It deserves peer review. The artifact is public, the claims are descriptive and falsifiable, and the reproducibility focus is useful even if the coverage question needs tightening.

Referee Report

1 major / 1 minor

Summary. The manuscript presents TopVenues, an open-source system that materializes corpus construction for cybersecurity literature reviews as a versioned research artifact. It declares venue/year scopes, uses DBLP as the metadata spine, enriches records with abstracts and BibTeX via open APIs and publisher extractors, and stores results in a monotonic SQLite snapshot accessible via CLI, web interface, and exports. The May 2026 snapshot contains 9,925 papers from 11 sources (2017-2026) with 99.86% abstract coverage and 99.99% BibTeX coverage; a 250-test suite validates internal invariants, keyword search completes in <31 ms, and the fixed corpus enables measurements including a 29.2% arXiv preprint rate (median 5 months prior) for 2024-2025 papers from four top security conferences plus a 16.5x precision gain at 90% recall from a prior-author-track-record filter.

Significance. If the DBLP-based construction and enrichment process accurately reflects the declared scope without material omissions, the work supplies a citable, executable, and auditable substrate that directly addresses the reproducibility problem in cybersecurity literature reviews. The open artifact, monotonic snapshots, fast query performance, and concrete empirical measurements on preprints are concrete strengths that could support more rigorous review protocols.

major comments (1)

[validation and empirical measurements sections] The description of the 250-test suite (which validates internal invariants such as coverage percentages and BibTeX presence) does not include external cross-validation against publisher proceedings or manual sampling of recent papers. This is load-bearing for the headline empirical claims (29.2% arXiv rate and 16.5x filter gain), because systematic DBLP gaps or title/author matching errors for 2024-2025 conference papers would directly alter those statistics.

minor comments (1)

[Abstract] The abstract refers to a 'May 2026 snapshot'; clarifying the exact snapshot date, versioning scheme, and how future snapshots remain monotonic would strengthen reproducibility claims.

Simulated Author's Rebuttal

1 responses · 0 unresolved

We thank the referee for the constructive feedback and the recommendation of minor revision. We address the single major comment below and will revise the manuscript accordingly.
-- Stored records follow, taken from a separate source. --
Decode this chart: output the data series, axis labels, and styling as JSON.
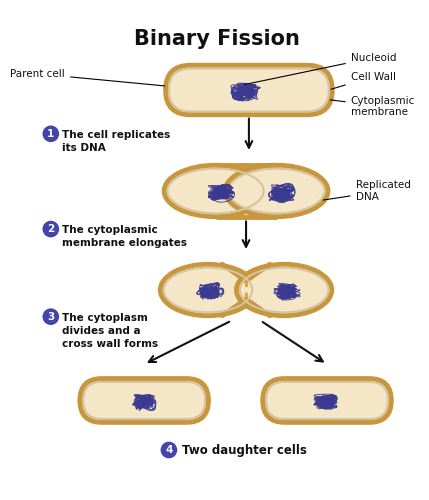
{
  "title": "Binary Fission",
  "title_fontsize": 15,
  "title_fontweight": "bold",
  "cell_fill": "#F5E6C8",
  "cell_wall_color": "#C8963C",
  "cell_membrane_color": "#D4C4A0",
  "cell_inner_fill": "#F0DEB8",
  "dna_color": "#3A3A90",
  "arrow_color": "#111111",
  "step_circle_color": "#4444AA",
  "dotted_line_color": "#E8A030",
  "background": "#FFFFFF",
  "labels": {
    "parent_cell": "Parent cell",
    "nucleoid": "Nucleoid",
    "cell_wall": "Cell Wall",
    "cytoplasmic_membrane": "Cytoplasmic\nmembrane",
    "replicated_dna": "Replicated\nDNA",
    "step1": "The cell replicates\nits DNA",
    "step2": "The cytoplasmic\nmembrane elongates",
    "step3": "The cytoplasm\ndivides and a\ncross wall forms",
    "step4": "Two daughter cells"
  }
}
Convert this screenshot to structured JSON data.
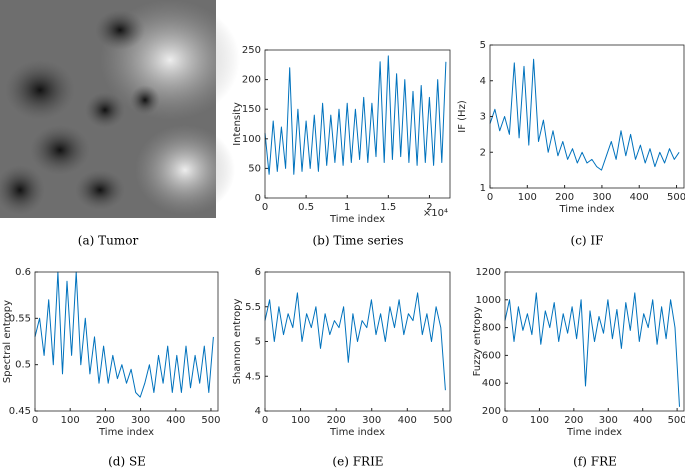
{
  "image_panel": {
    "caption": "(a) Tumor"
  },
  "chart_data": [
    {
      "type": "line",
      "caption": "(b) Time series",
      "xlabel": "Time index",
      "ylabel": "Intensity",
      "x_multiplier": "×10⁴",
      "color": "#0072bd",
      "xlim": [
        0,
        2.25
      ],
      "xticks": [
        0,
        0.5,
        1,
        1.5,
        2
      ],
      "ylim": [
        0,
        250
      ],
      "yticks": [
        0,
        50,
        100,
        150,
        200,
        250
      ],
      "x": [
        0,
        0.05,
        0.1,
        0.15,
        0.2,
        0.25,
        0.3,
        0.35,
        0.4,
        0.45,
        0.5,
        0.55,
        0.6,
        0.65,
        0.7,
        0.75,
        0.8,
        0.85,
        0.9,
        0.95,
        1.0,
        1.05,
        1.1,
        1.15,
        1.2,
        1.25,
        1.3,
        1.35,
        1.4,
        1.45,
        1.5,
        1.55,
        1.6,
        1.65,
        1.7,
        1.75,
        1.8,
        1.85,
        1.9,
        1.95,
        2.0,
        2.05,
        2.1,
        2.15,
        2.2
      ],
      "values": [
        110,
        40,
        130,
        45,
        120,
        50,
        220,
        40,
        150,
        45,
        130,
        50,
        140,
        45,
        160,
        55,
        140,
        60,
        150,
        55,
        160,
        60,
        150,
        65,
        170,
        60,
        160,
        70,
        230,
        60,
        240,
        65,
        210,
        70,
        200,
        60,
        180,
        55,
        190,
        60,
        170,
        55,
        200,
        60,
        230
      ]
    },
    {
      "type": "line",
      "caption": "(c) IF",
      "xlabel": "Time index",
      "ylabel": "IF (Hz)",
      "color": "#0072bd",
      "xlim": [
        0,
        520
      ],
      "xticks": [
        0,
        100,
        200,
        300,
        400,
        500
      ],
      "ylim": [
        1,
        5
      ],
      "yticks": [
        1,
        2,
        3,
        4,
        5
      ],
      "x": [
        0,
        13,
        26,
        39,
        52,
        65,
        78,
        91,
        104,
        117,
        130,
        143,
        156,
        169,
        182,
        195,
        208,
        221,
        234,
        247,
        260,
        273,
        286,
        299,
        312,
        325,
        338,
        351,
        364,
        377,
        390,
        403,
        416,
        429,
        442,
        455,
        468,
        481,
        494,
        507
      ],
      "values": [
        2.8,
        3.2,
        2.6,
        3.0,
        2.5,
        4.5,
        2.4,
        4.4,
        2.2,
        4.6,
        2.3,
        2.9,
        2.0,
        2.6,
        1.9,
        2.3,
        1.8,
        2.1,
        1.7,
        2.0,
        1.7,
        1.8,
        1.6,
        1.5,
        1.9,
        2.3,
        1.8,
        2.6,
        1.9,
        2.5,
        1.8,
        2.2,
        1.7,
        2.1,
        1.6,
        2.0,
        1.7,
        2.1,
        1.8,
        2.0
      ]
    },
    {
      "type": "line",
      "caption": "(d) SE",
      "xlabel": "Time index",
      "ylabel": "Spectral entropy",
      "color": "#0072bd",
      "xlim": [
        0,
        520
      ],
      "xticks": [
        0,
        100,
        200,
        300,
        400,
        500
      ],
      "ylim": [
        0.45,
        0.6
      ],
      "yticks": [
        0.45,
        0.5,
        0.55,
        0.6
      ],
      "x": [
        0,
        13,
        26,
        39,
        52,
        65,
        78,
        91,
        104,
        117,
        130,
        143,
        156,
        169,
        182,
        195,
        208,
        221,
        234,
        247,
        260,
        273,
        286,
        299,
        312,
        325,
        338,
        351,
        364,
        377,
        390,
        403,
        416,
        429,
        442,
        455,
        468,
        481,
        494,
        507
      ],
      "values": [
        0.53,
        0.55,
        0.51,
        0.57,
        0.5,
        0.6,
        0.49,
        0.59,
        0.51,
        0.6,
        0.5,
        0.55,
        0.49,
        0.53,
        0.48,
        0.52,
        0.48,
        0.51,
        0.485,
        0.5,
        0.48,
        0.495,
        0.47,
        0.465,
        0.48,
        0.5,
        0.47,
        0.51,
        0.48,
        0.52,
        0.47,
        0.51,
        0.47,
        0.52,
        0.475,
        0.51,
        0.48,
        0.52,
        0.47,
        0.53
      ]
    },
    {
      "type": "line",
      "caption": "(e) FRIE",
      "xlabel": "Time index",
      "ylabel": "Shannon entropy",
      "color": "#0072bd",
      "xlim": [
        0,
        520
      ],
      "xticks": [
        0,
        100,
        200,
        300,
        400,
        500
      ],
      "ylim": [
        4,
        6
      ],
      "yticks": [
        4,
        4.5,
        5,
        5.5,
        6
      ],
      "x": [
        0,
        13,
        26,
        39,
        52,
        65,
        78,
        91,
        104,
        117,
        130,
        143,
        156,
        169,
        182,
        195,
        208,
        221,
        234,
        247,
        260,
        273,
        286,
        299,
        312,
        325,
        338,
        351,
        364,
        377,
        390,
        403,
        416,
        429,
        442,
        455,
        468,
        481,
        494,
        507
      ],
      "values": [
        5.3,
        5.6,
        5.0,
        5.5,
        5.1,
        5.4,
        5.2,
        5.7,
        5.0,
        5.4,
        5.2,
        5.5,
        4.9,
        5.4,
        5.1,
        5.3,
        5.2,
        5.5,
        4.7,
        5.4,
        5.0,
        5.3,
        5.2,
        5.6,
        5.1,
        5.4,
        5.0,
        5.5,
        5.2,
        5.6,
        5.1,
        5.4,
        5.3,
        5.7,
        5.1,
        5.4,
        5.0,
        5.5,
        5.2,
        4.3
      ]
    },
    {
      "type": "line",
      "caption": "(f) FRE",
      "xlabel": "Time index",
      "ylabel": "Fuzzy entropy",
      "color": "#0072bd",
      "xlim": [
        0,
        520
      ],
      "xticks": [
        0,
        100,
        200,
        300,
        400,
        500
      ],
      "ylim": [
        200,
        1200
      ],
      "yticks": [
        200,
        400,
        600,
        800,
        1000,
        1200
      ],
      "x": [
        0,
        13,
        26,
        39,
        52,
        65,
        78,
        91,
        104,
        117,
        130,
        143,
        156,
        169,
        182,
        195,
        208,
        221,
        234,
        247,
        260,
        273,
        286,
        299,
        312,
        325,
        338,
        351,
        364,
        377,
        390,
        403,
        416,
        429,
        442,
        455,
        468,
        481,
        494,
        507
      ],
      "values": [
        850,
        1000,
        700,
        950,
        780,
        900,
        750,
        1050,
        680,
        920,
        800,
        980,
        700,
        900,
        760,
        950,
        720,
        1000,
        380,
        920,
        700,
        880,
        760,
        1000,
        720,
        930,
        650,
        980,
        780,
        1050,
        700,
        900,
        800,
        1000,
        680,
        950,
        720,
        1000,
        800,
        230
      ]
    }
  ]
}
read point-by-point responses

Referee: [validation and empirical measurements sections] The description of the 250-test suite (which validates internal invariants such as coverage percentages and BibTeX presence) does not include external cross-validation against publisher proceedings or manual sampling of recent papers. This is load-bearing for the headline empirical claims (29.2% arXiv rate and 16.5x filter gain), because systematic DBLP gaps or title/author matching errors for 2024-2025 conference papers would directly alter those statistics.

Authors: We agree that the validation described is internal to the DBLP-derived corpus and its invariants. External cross-validation against publisher proceedings or manual sampling of recent papers is not reported in the current manuscript. This is a valid concern for the reliability of the 29.2% arXiv preprint rate and 16.5x filter gain, as any systematic DBLP omissions or matching errors in 2024-2025 would affect those figures. In the revised manuscript we will add a new subsection under validation that reports the results of manual sampling: we will randomly select and manually verify 100 papers from the four top conferences in 2024-2025 against the corresponding ACM/IEEE/Springer proceedings pages, reporting match rate, any discrepancies, and their impact (if any) on the empirical measurements. We will also add an explicit limitations paragraph noting that DBLP coverage, while high for these venues, is not guaranteed to be exhaustive for the most recent year. revision: yes

Circularity Check

0 steps flagged

No circularity; direct corpus construction and empirical observations

full rationale

The paper constructs a versioned corpus via DBLP spine plus API enrichment and reports direct measurements (29.2% arXiv rate, median lag, 16.5x filter gain) computed on that corpus. No equations, fitted parameters renamed as predictions, self-citations, or uniqueness claims appear; the reported figures are observable outputs of the described process rather than reductions to inputs by construction. The 250-test suite validates internal invariants only, with no derivation chain present.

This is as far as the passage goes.